In [1]:
import pandas as pd




In [2]:
# Load the California Housing dataset
from sklearn.datasets import fetch_california_housing
california_housing = fetch_california_housing()
data = pd.DataFrame(california_housing.data, columns=california_housing.feature_names)
data['PRICE'] = california_housing.target

In [3]:
data.head()

Unnamed: 0,MedInc,HouseAge,AveRooms,AveBedrms,Population,AveOccup,Latitude,Longitude,PRICE
0,8.3252,41.0,6.984127,1.02381,322.0,2.555556,37.88,-122.23,4.526
1,8.3014,21.0,6.238137,0.97188,2401.0,2.109842,37.86,-122.22,3.585
2,7.2574,52.0,8.288136,1.073446,496.0,2.80226,37.85,-122.24,3.521
3,5.6431,52.0,5.817352,1.073059,558.0,2.547945,37.85,-122.25,3.413
4,3.8462,52.0,6.281853,1.081081,565.0,2.181467,37.85,-122.25,3.422


In [None]:
#histogram for every feature of the dataframe 
for x in data.columns:
  data.hist(column = x, bins = 100)

In [None]:
from matplotlib import pyplot as plt

for x in data.columns:
  data.boxplot(column = x)
  plt.show()

In [None]:
import seaborn as sns
corr = data.corr()
sns.heatmap(corr, 
        xticklabels=corr.columns,
        yticklabels=corr.columns)

In [7]:
from sklearn.preprocessing import StandardScaler
from sklearn.model_selection import train_test_split

X = data.drop('PRICE', axis=1)
y = data['PRICE']
X_train, X_test, y_train, y_test = train_test_split(
X,y , random_state=51,test_size=0.3, shuffle=True)



In [8]:
scaler = StandardScaler()
X_train_scaled = scaler.fit_transform(X_train)
X_test_scaled = scaler.transform(X_test)

In [18]:
from sklearn.metrics import mean_squared_error, r2_score , mean_absolute_error
from sklearn.linear_model import RidgeCV

# Create and train the Ridge regression model using cross validation for alphaParameters
ridge_model = RidgeCV(alphas=[0.001, 0.01, 0.1, 1, 10], cv=5)
ridge_model.fit(X_train, y_train)

# Make predictions on the test set
y_pred = ridge_model.predict(X_test)

# Evaluate the model's performance using mse-mae-
mse = mean_squared_error(y_test, y_pred)
print(f'Mean Squared Error: {mse}')

r2 = r2_score(y_test, y_pred)
print(f'R-squared: {r2}')

mae = mean_absolute_error(y_test, y_pred)
print("mae",mae)

Mean Squared Error: 0.5550405537343013
R-squared: 0.5764371559180014
mae 0.5332432565798635


In [10]:
from sklearn.metrics import accuracy_score
from sklearn.linear_model import LogisticRegression
from sklearn.linear_model import LinearRegression

#logistic regression

model_linear = LinearRegression()
model_linear.fit(X_train, y_train)

y_pred = model_linear.predict(X_test)

# Evaluate the model using Mean Squared Error (MSE)
mse = mean_squared_error(y_test, y_pred)
print("Mean Squared Error: {:.2f}".format(mse))

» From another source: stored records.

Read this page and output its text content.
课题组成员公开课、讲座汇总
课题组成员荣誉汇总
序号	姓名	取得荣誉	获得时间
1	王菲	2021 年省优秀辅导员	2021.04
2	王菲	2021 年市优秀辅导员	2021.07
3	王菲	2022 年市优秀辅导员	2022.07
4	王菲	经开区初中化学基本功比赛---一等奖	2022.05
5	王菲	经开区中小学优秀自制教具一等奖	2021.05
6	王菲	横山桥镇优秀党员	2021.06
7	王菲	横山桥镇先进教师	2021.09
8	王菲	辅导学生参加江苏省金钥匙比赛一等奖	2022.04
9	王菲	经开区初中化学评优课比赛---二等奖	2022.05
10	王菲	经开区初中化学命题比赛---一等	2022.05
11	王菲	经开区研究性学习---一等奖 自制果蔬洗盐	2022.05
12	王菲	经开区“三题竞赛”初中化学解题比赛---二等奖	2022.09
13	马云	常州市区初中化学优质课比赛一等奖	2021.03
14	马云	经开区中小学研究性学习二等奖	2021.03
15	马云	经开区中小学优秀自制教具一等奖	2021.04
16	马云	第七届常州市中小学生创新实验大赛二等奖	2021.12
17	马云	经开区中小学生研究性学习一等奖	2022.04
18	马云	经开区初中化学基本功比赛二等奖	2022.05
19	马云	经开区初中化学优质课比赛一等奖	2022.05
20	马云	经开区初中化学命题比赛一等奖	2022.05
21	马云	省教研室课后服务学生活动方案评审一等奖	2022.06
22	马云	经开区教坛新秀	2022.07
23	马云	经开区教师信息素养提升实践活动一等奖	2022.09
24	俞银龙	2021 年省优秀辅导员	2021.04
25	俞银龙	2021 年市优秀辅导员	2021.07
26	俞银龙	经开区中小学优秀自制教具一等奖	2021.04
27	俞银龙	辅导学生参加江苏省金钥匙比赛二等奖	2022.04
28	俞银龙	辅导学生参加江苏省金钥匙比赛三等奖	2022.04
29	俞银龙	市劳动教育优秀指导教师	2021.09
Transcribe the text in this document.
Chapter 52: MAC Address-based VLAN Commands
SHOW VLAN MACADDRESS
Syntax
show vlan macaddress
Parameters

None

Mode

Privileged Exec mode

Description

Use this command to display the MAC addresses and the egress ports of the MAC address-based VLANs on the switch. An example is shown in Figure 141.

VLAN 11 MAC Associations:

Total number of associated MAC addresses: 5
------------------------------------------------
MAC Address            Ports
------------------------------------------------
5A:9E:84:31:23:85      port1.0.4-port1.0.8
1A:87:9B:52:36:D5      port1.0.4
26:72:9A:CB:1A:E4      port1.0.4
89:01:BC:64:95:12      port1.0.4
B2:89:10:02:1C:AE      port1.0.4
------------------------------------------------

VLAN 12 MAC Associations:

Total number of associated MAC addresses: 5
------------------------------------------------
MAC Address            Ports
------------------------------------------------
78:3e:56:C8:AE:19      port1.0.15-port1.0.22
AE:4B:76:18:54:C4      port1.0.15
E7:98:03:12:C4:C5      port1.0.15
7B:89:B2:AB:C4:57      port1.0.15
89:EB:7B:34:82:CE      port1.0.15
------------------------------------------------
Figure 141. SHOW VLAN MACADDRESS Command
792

r2 = r2_score(y_test, y_pred)
print(f'R-squared: {r2}')

Mean Squared Error: 0.51
R-squared: 0.6267053027976143


In [11]:
#Desicion tree
from sklearn.tree import DecisionTreeRegressor

clf = DecisionTreeRegressor(max_depth=10, random_state=0)
clf = clf.fit(X_train, y_train)
y_pred = clf.predict(X_test)
mse = mean_squared_error(y_test, y_pred)
print(mse)
r2 = r2_score(y_test, y_pred)
print(f'R-squared: {r2}')

0.42646625737274646
R-squared: 0.6888119512612991


In [12]:
#random forest 
from sklearn.model_selection import cross_val_score
from sklearn.ensemble import RandomForestRegressor
from sklearn.metrics import mean_absolute_error

forest_model = RandomForestRegressor(n_estimators=150,max_depth=20,random_state=1)
#forest_model.fit(X_train, y_train)
# Perform cross-validation
cv_scores = cross_val_score(forest_model, X_train, y_train, cv=5)  # 5-fold cross-validation
forest_model.fit(X_train, y_train)
# Print the cross-validation scores
print("Cross-validation scores:", cv_scores)
y_pred = forest_model.predict(X_test)

print("score",forest_model.score(X_test, y_test))
print(mean_absolute_error(y_test, y_pred))
mse = mean_squared_error(y_test, y_pred)
print(mse)
r2 = r2_score(y_test, y_pred)
print(f'R-squared: {r2}')

Cross-validation scores: [0.79516559 0.79419588 0.81325182 0.79599414 0.79229343]
score 0.81636571371345
0.3311656086063108
0.2516607791184781
R-squared: 0.81636571371345


In [13]:
from sklearn.ensemble import ExtraTreesRegressor

#extra trees
reg = ExtraTreesRegressor(n_estimators=150,max_depth=20, random_state=1).fit(X_train, y_train)
cv_scores = cross_val_score(reg, X_train, y_train, cv=5)
# Print the cross-validation scores
print("Cross-validation scores:", cv_scores)
y_pred = reg.predict(X_test)


print("score",reg.score(X_test, y_test))
print("mae",mean_absolute_error(y_test, y_pred))
mse = mean_squared_error(y_test, y_pred)
print("mse",mse)
r2 = r2_score(y_test, y_pred)
print(f'R-squared: {r2}')

Cross-validation scores: [0.79643416 0.7942357  0.815571   0.79514921 0.79313044]
score 0.8174820231372872
mae 0.3332855056374472
mse 0.2501309379051559
R-squared: 0.8174820231372872


In [14]:
#xgboost
from xgboost import XGBRegressor
from sklearn.model_selection import cross_val_score, KFold
from sklearn.metrics import mean_absolute_error, mean_squared_error, r2_score
import numpy as np

# Assuming you have X_train, X_test, y_train, and y_test defined

# Create an XGBoost regressor with early stopping parameters
my_model = XGBRegressor(n_estimators=1000, learning_rate=0.05, n_jobs=4)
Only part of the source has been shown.